Make the cider syrup. Combine apple cider with maple syrup and brown sugar in a medium saucepot. Bring to a boil over medium-high heat. Reduce to low and continue to simmer for 30 minutes or until the syrup has reduced by half.
Meanwhile, make the whipped crème fraiche. Whip the heavy cream with powdered sugar until stiff peaks form. Fold in the crème fraiche. Chill until ready to serve.
Prepare the batter for the sweet potato french toast. Blend together mashed sweet potato with egg whites, eggs, vanilla, cinnamon, nutmeg, and a pinch of salt until smooth.

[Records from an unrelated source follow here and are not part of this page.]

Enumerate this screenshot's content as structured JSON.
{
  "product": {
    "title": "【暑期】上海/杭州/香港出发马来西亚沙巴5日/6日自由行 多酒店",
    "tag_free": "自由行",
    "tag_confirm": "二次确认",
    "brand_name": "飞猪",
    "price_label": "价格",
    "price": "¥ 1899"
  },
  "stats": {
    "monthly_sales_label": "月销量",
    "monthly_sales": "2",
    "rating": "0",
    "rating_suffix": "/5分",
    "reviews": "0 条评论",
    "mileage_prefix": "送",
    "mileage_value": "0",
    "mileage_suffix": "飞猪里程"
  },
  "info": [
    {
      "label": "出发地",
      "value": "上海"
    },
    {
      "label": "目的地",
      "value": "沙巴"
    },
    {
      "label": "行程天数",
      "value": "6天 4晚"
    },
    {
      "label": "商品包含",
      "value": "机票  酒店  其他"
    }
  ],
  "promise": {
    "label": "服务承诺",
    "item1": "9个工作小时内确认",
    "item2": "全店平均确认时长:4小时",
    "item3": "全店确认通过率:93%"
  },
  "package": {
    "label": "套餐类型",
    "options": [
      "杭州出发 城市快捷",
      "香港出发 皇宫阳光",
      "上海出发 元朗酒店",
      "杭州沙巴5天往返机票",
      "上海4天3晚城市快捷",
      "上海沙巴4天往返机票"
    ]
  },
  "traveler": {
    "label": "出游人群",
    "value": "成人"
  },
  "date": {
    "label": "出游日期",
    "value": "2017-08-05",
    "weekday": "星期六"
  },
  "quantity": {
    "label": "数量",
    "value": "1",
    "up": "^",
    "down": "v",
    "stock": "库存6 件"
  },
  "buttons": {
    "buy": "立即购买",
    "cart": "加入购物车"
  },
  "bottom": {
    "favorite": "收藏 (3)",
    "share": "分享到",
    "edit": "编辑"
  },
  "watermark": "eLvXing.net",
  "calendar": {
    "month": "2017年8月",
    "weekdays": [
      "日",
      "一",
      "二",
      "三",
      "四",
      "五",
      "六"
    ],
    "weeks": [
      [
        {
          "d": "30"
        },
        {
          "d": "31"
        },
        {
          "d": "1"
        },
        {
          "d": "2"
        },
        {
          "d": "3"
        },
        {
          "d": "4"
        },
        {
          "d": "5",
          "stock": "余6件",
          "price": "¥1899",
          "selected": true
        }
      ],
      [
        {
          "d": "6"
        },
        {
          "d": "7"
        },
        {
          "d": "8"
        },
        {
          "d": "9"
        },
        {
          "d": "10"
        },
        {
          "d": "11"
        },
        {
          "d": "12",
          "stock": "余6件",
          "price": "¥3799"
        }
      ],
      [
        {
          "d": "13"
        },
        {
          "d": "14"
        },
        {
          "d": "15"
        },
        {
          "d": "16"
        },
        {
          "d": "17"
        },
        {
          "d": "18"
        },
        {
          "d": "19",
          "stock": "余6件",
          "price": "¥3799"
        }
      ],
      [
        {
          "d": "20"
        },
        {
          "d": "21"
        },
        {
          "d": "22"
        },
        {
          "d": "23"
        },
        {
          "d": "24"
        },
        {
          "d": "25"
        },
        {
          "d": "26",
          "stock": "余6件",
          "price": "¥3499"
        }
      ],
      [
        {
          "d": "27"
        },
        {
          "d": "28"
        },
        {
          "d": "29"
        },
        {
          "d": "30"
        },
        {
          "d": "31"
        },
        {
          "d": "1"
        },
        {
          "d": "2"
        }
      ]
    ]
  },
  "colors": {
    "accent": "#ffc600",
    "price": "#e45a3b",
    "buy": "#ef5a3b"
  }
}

The batter will be thicker than the normal french toast batter.
Dip the sliced bread into the batter, scraping off the excess. Melt 1 tablespoon butter in a griddle or non-stick pan over medium-low heat. Cook the french toast until browned, about 3 minutes. Flip and cook on the other side, another 2-3 minutes. Remove from heat, melt another tablespoon of butter, and repeat with the remaining bread.
Serve sweet potato french toast with cider syrup and whipped crème fraiche.
Notes
The cider syrup can be prepared up to 5 days in advance. The syrup thicken as it cools so if it gets too thick, reheat it on the stovetop or in the microwave until warm.